Base normativa e precedentes

  • Artigos 2º e 3º, CLT — definem empregado e empregador, critérios ainda debatidos em relação a plataformas digitais de trabalho.
  • Constituição Federal, artigo 6º — reconhece o trabalho como direito social fundamental; artigo 1º afirma a dignidade da pessoa humana como fundamento do Estado Democrático de Direito.
  • Lei de Migração (Lei 13.445/2017) — estabelece princípios de acolhimento e igualdade de direitos, ainda que careça de regulamentação específica para migrantes trabalhadores em plataformas.
  • Jurisprudência consolidada do TST — tem reafirmado elementos como subordinação, habitualidade, pessoalidade e recebimento de salário como centrais na caracterização do vínculo empregatício, aplicando-os também a contextos de trabalho digital, embora com avanços ainda tímidos.
  • Lei 13.709/2018 (LGPD) — impõe obrigações sobre tratamento de dados pessoais de trabalhadores, incluindo aqueles de migrantes, nas plataformas.

Impacto prático

A obra contribui para múltiplos públicos:

  • Advogados trabalhistas e defensores de direitos humanos: fornece análise integrada de argumentos jurídicos para litigância em favor de trabalhadores migrantes, em ações individuais e coletivas perante o TST e justiça estadual.
  • Magistrados e membros do Ministério Público do Trabalho: oferece subsídios para decisões sobre enquadramento jurídico de relações laborais em plataformas, especialmente quando envolvem migrantes transnacionais.
  • Formuladores de políticas públicas: o debate institucionalizado permite construção de consenso para futuras regulamentações que abordem lacunas entre a Lei de Migração e a legislação trabalhista.
  • Estudantes de Direito: participantes do evento receberão uma hora de atividade de estágio certificada pela OAB/RJ, integrando formação acadêmica a discussão de contemporânea.
  • Sindicatos e organizações de direitos humanos: acesso a argumento jurídico consolidado para mobilização e proposição legislativa.

O que observar

A publicação emerge em contexto de debates legislativos sobre regulamentação de plataformas digitais no Brasil, ainda sem marcos legais definitivos.

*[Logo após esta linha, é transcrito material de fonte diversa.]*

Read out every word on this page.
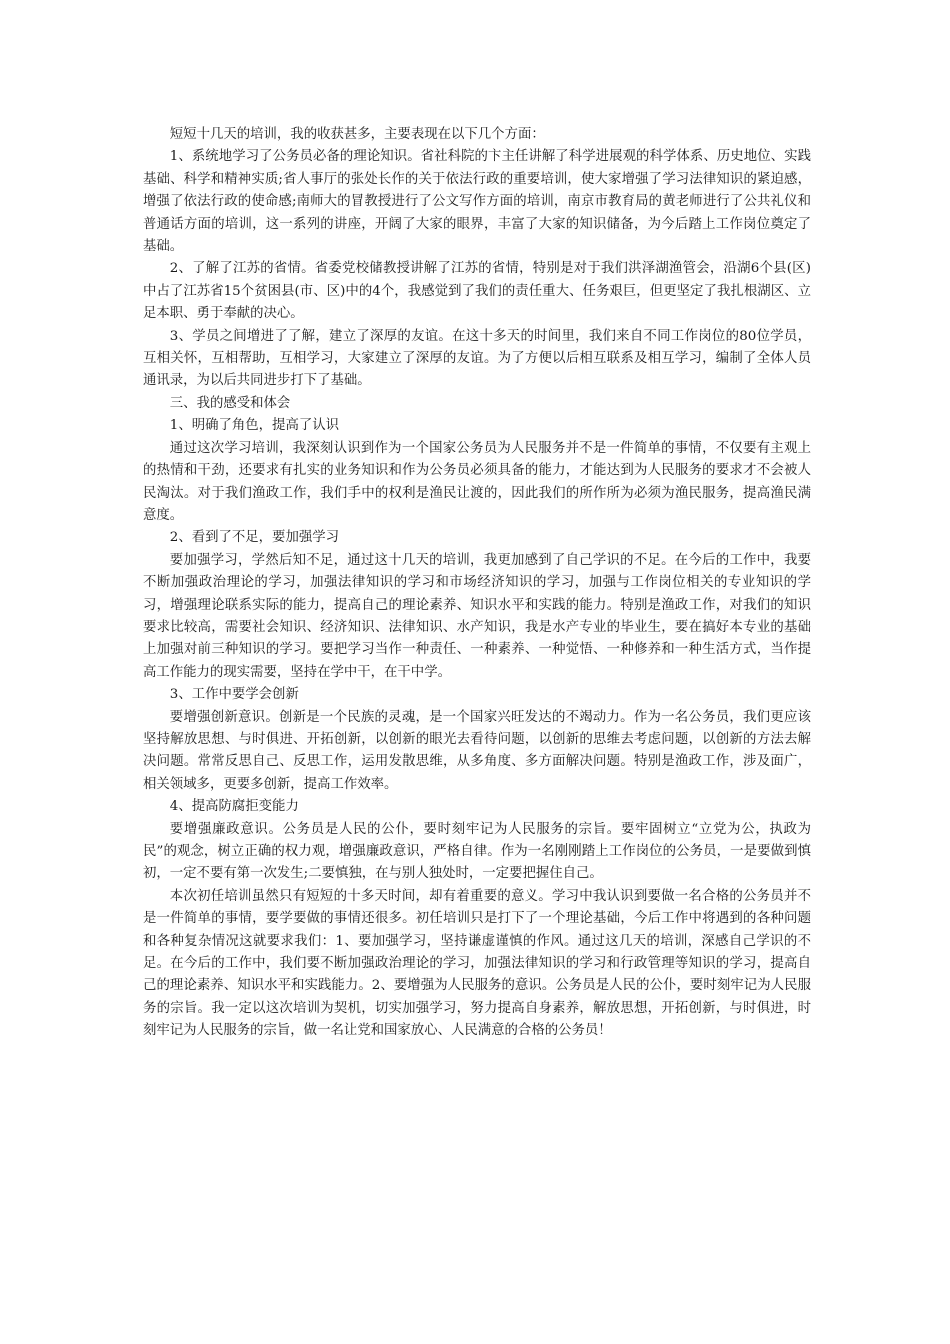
短短十几天的培训，我的收获甚多，主要表现在以下几个方面：

1、系统地学习了公务员必备的理论知识。省社科院的卞主任讲解了科学进展观的科学体系、历史地位、实践基础、科学和精神实质;省人事厅的张处长作的关于依法行政的重要培训，使大家增强了学习法律知识的紧迫感，增强了依法行政的使命感;南师大的冒教授进行了公文写作方面的培训，南京市教育局的黄老师进行了公共礼仪和普通话方面的培训，这一系列的讲座，开阔了大家的眼界，丰富了大家的知识储备，为今后踏上工作岗位奠定了基础。

2、了解了江苏的省情。省委党校储教授讲解了江苏的省情，特别是对于我们洪泽湖渔管会，沿湖6个县(区)中占了江苏省15个贫困县(市、区)中的4个，我感觉到了我们的责任重大、任务艰巨，但更坚定了我扎根湖区、立足本职、勇于奉献的决心。

3、学员之间增进了了解，建立了深厚的友谊。在这十多天的时间里，我们来自不同工作岗位的80位学员，互相关怀，互相帮助，互相学习，大家建立了深厚的友谊。为了方便以后相互联系及相互学习，编制了全体人员通讯录，为以后共同进步打下了基础。

三、我的感受和体会

1、明确了角色，提高了认识

通过这次学习培训，我深刻认识到作为一个国家公务员为人民服务并不是一件简单的事情，不仅要有主观上的热情和干劲，还要求有扎实的业务知识和作为公务员必须具备的能力，才能达到为人民服务的要求才不会被人民淘汰。对于我们渔政工作，我们手中的权利是渔民让渡的，因此我们的所作所为必须为渔民服务，提高渔民满意度。

2、看到了不足，要加强学习

要加强学习，学然后知不足，通过这十几天的培训，我更加感到了自己学识的不足。在今后的工作中，我要不断加强政治理论的学习，加强法律知识的学习和市场经济知识的学习，加强与工作岗位相关的专业知识的学习，增强理论联系实际的能力，提高自己的理论素养、知识水平和实践的能力。特别是渔政工作，对我们的知识要求比较高，需要社会知识、经济知识、法律知识、水产知识，我是水产专业的毕业生，要在搞好本专业的基础上加强对前三种知识的学习。要把学习当作一种责任、一种素养、一种觉悟、一种修养和一种生活方式，当作提高工作能力的现实需要，坚持在学中干，在干中学。

3、工作中要学会创新

要增强创新意识。创新是一个民族的灵魂，是一个国家兴旺发达的不竭动力。作为一名公务员，我们更应该坚持解放思想、与时俱进、开拓创新，以创新的眼光去看待问题，以创新的思维去考虑问题，以创新的方法去解决问题。常常反思自己、反思工作，运用发散思维，从多角度、多方面解决问题。特别是渔政工作，涉及面广，相关领域多，更要多创新，提高工作效率。

4、提高防腐拒变能力

要增强廉政意识。公务员是人民的公仆，要时刻牢记为人民服务的宗旨。要牢固树立“立党为公，执政为民”的观念，树立正确的权力观，增强廉政意识，严格自律。作为一名刚刚踏上工作岗位的公务员，一是要做到慎初，一定不要有第一次发生;二要慎独，在与别人独处时，一定要把握住自己。

本次初任培训虽然只有短短的十多天时间，却有着重要的意义。学习中我认识到要做一名合格的公务员并不是一件简单的事情，要学要做的事情还很多。初任培训只是打下了一个理论基础，今后工作中将遇到的各种问题和各种复杂情况这就要求我们：1、要加强学习，坚持谦虚谨慎的作风。通过这几天的培训，深感自己学识的不足。在今后的工作中，我们要不断加强政治理论的学习，加强法律知识的学习和行政管理等知识的学习，提高自己的理论素养、知识水平和实践能力。2、要增强为人民服务的意识。公务员是人民的公仆，要时刻牢记为人民服务的宗旨。我一定以这次培训为契机，切实加强学习，努力提高自身素养，解放思想，开拓创新，与时俱进，时刻牢记为人民服务的宗旨，做一名让党和国家放心、人民满意的合格的公务员！
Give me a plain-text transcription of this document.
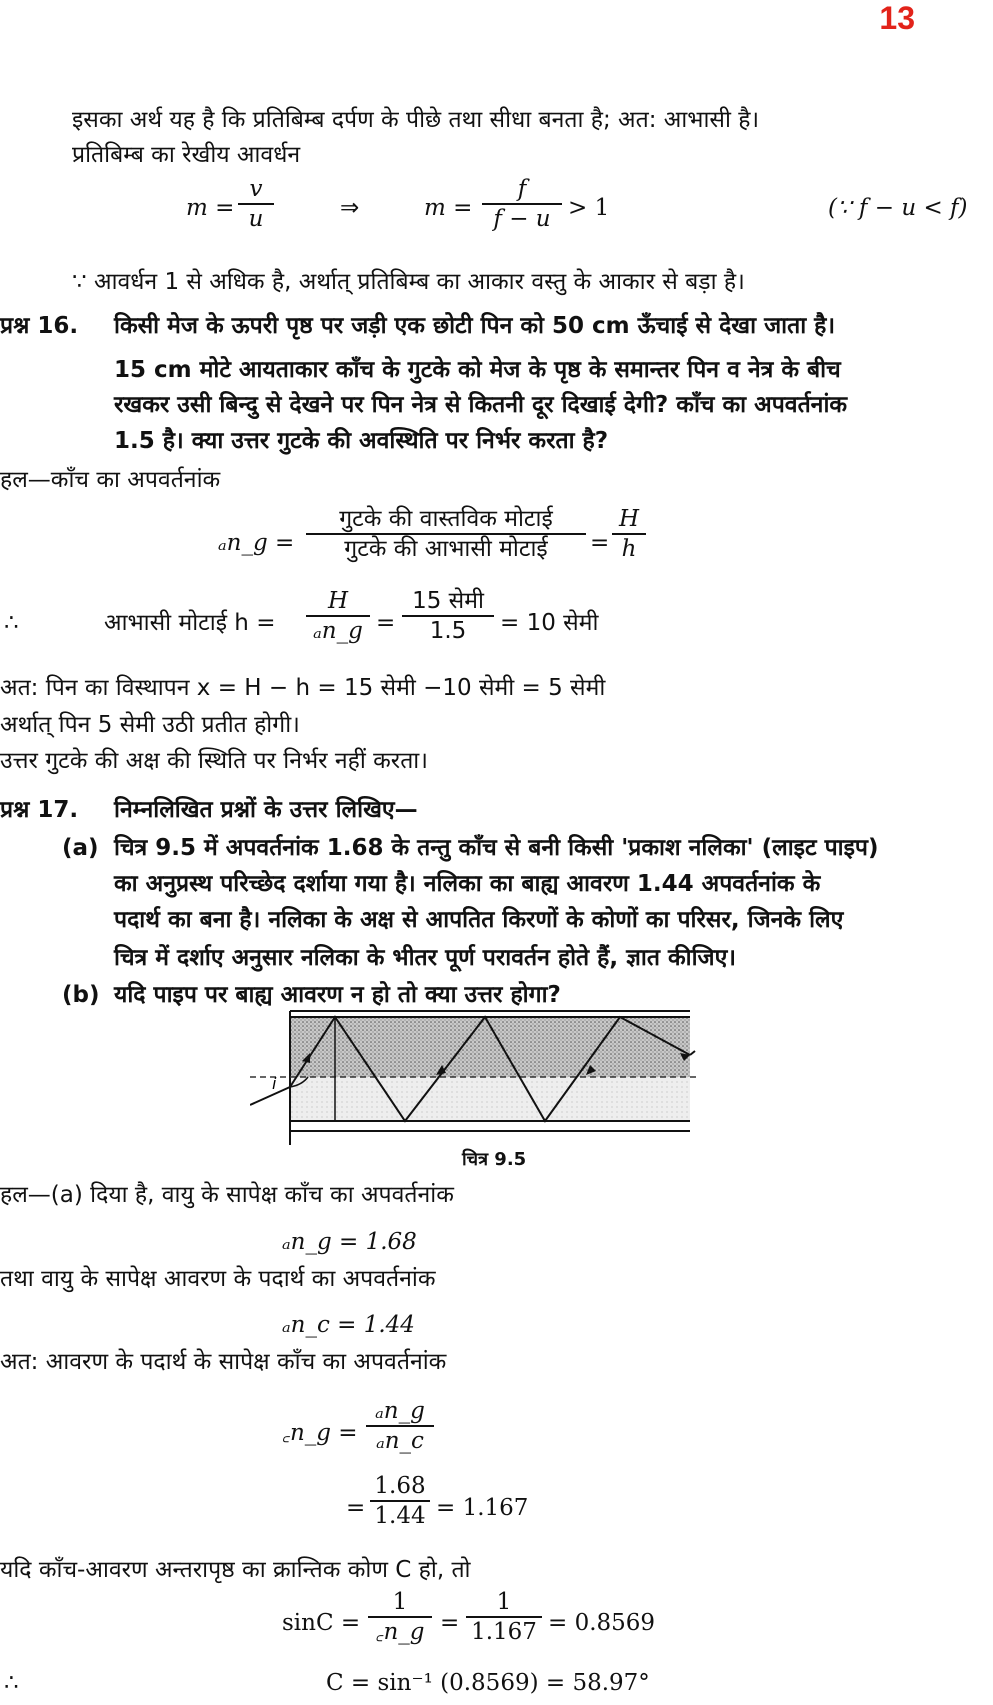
13
इसका अर्थ यह है कि प्रतिबिम्ब दर्पण के पीछे तथा सीधा बनता है; अत: आभासी है।
प्रतिबिम्ब का रेखीय आवर्धन
$m = \frac{v}{u}$	⇒	$m = \frac{f}{f - u} > 1$	(∵ f − u < f)
∵ आवर्धन 1 से अधिक है, अर्थात् प्रतिबिम्ब का आकार वस्तु के आकार से बड़ा है।
प्रश्न 16. किसी मेज के ऊपरी पृष्ठ पर जड़ी एक छोटी पिन को 50 cm ऊँचाई से देखा जाता है।
15 cm मोटे आयताकार काँच के गुटके को मेज के पृष्ठ के समान्तर पिन व नेत्र के बीच
रखकर उसी बिन्दु से देखने पर पिन नेत्र से कितनी दूर दिखाई देगी? काँच का अपवर्तनांक
1.5 है। क्या उत्तर गुटके की अवस्थिति पर निर्भर करता है?
हल—काँच का अपवर्तनांक
ₐn_g =
गुटके की वास्तविक मोटाई
गुटके की आभासी मोटाई	= $\frac{H}{h}$
∴	आभासी मोटाई $h = \frac{H}{\text{ₐn\_g}}$ =
15 सेमी
1.5	= 10 सेमी
अत: पिन का विस्थापन x = H − h = 15 सेमी −10 सेमी = 5 सेमी
अर्थात् पिन 5 सेमी उठी प्रतीत होगी।
उत्तर गुटके की अक्ष की स्थिति पर निर्भर नहीं करता।
प्रश्न 17. निम्नलिखित प्रश्नों के उत्तर लिखिए—
(a) चित्र 9.5 में अपवर्तनांक 1.68 के तन्तु काँच से बनी किसी 'प्रकाश नलिका' (लाइट पाइप)
का अनुप्रस्थ परिच्छेद दर्शाया गया है। नलिका का बाह्य आवरण 1.44 अपवर्तनांक के
पदार्थ का बना है। नलिका के अक्ष से आपतित किरणों के कोणों का परिसर, जिनके लिए
चित्र में दर्शाए अनुसार नलिका के भीतर पूर्ण परावर्तन होते हैं, ज्ञात कीजिए।
(b) यदि पाइप पर बाह्य आवरण न हो तो क्या उत्तर होगा?
i
चित्र 9.5
हल—(a) दिया है, वायु के सापेक्ष काँच का अपवर्तनांक
ₐn_g = 1.68
तथा वायु के सापेक्ष आवरण के पदार्थ का अपवर्तनांक
ₐn_c = 1.44
अत: आवरण के पदार्थ के सापेक्ष काँच का अपवर्तनांक
꜀n_g = $\frac{\text{ₐn\_g}}{\text{ₐn\_c}}$
= $\frac{1.68}{1.44} = 1.167$
यदि काँच-आवरण अन्तरापृष्ठ का क्रान्तिक कोण C हो, तो
$\sin C = \frac{1}{꜀n\_g} = \frac{1}{1.167} = 0.8569$
∴	C = sin⁻¹ (0.8569) = 58.97°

Observam-se:

  • Proximidade com proposições em discussão: o lançamento ocorre em período de maior protagonismo do Congresso Nacional sobre temas de trabalho digital, incluindo propostas de lei sobre direitos de plataformistas.
  • Lacunas normativas persistentes: embora a obra identifique desafios, sua função é provocadora de reflexão, não produtora de mudança legislativa imediata. A implementação de proteções específicas a migrantes-plataformistas dependerá de vontade política.
  • Interseccionabilidade jurídica: o tema exige articulação entre múltiplas áreas (Direito do Trabalho, Direito da Migração, Direito Digital, Direitos Humanos), demandando revisão sistemática de jurisprudência e prática forense.
  • Alcance prático limitado sem regulamentação: embora o livro subsidie litigância e debate, a efetividade permanecerá condicionada à vontade de plataformas e do Estado em conferir direitos formais a esses trabalhadores.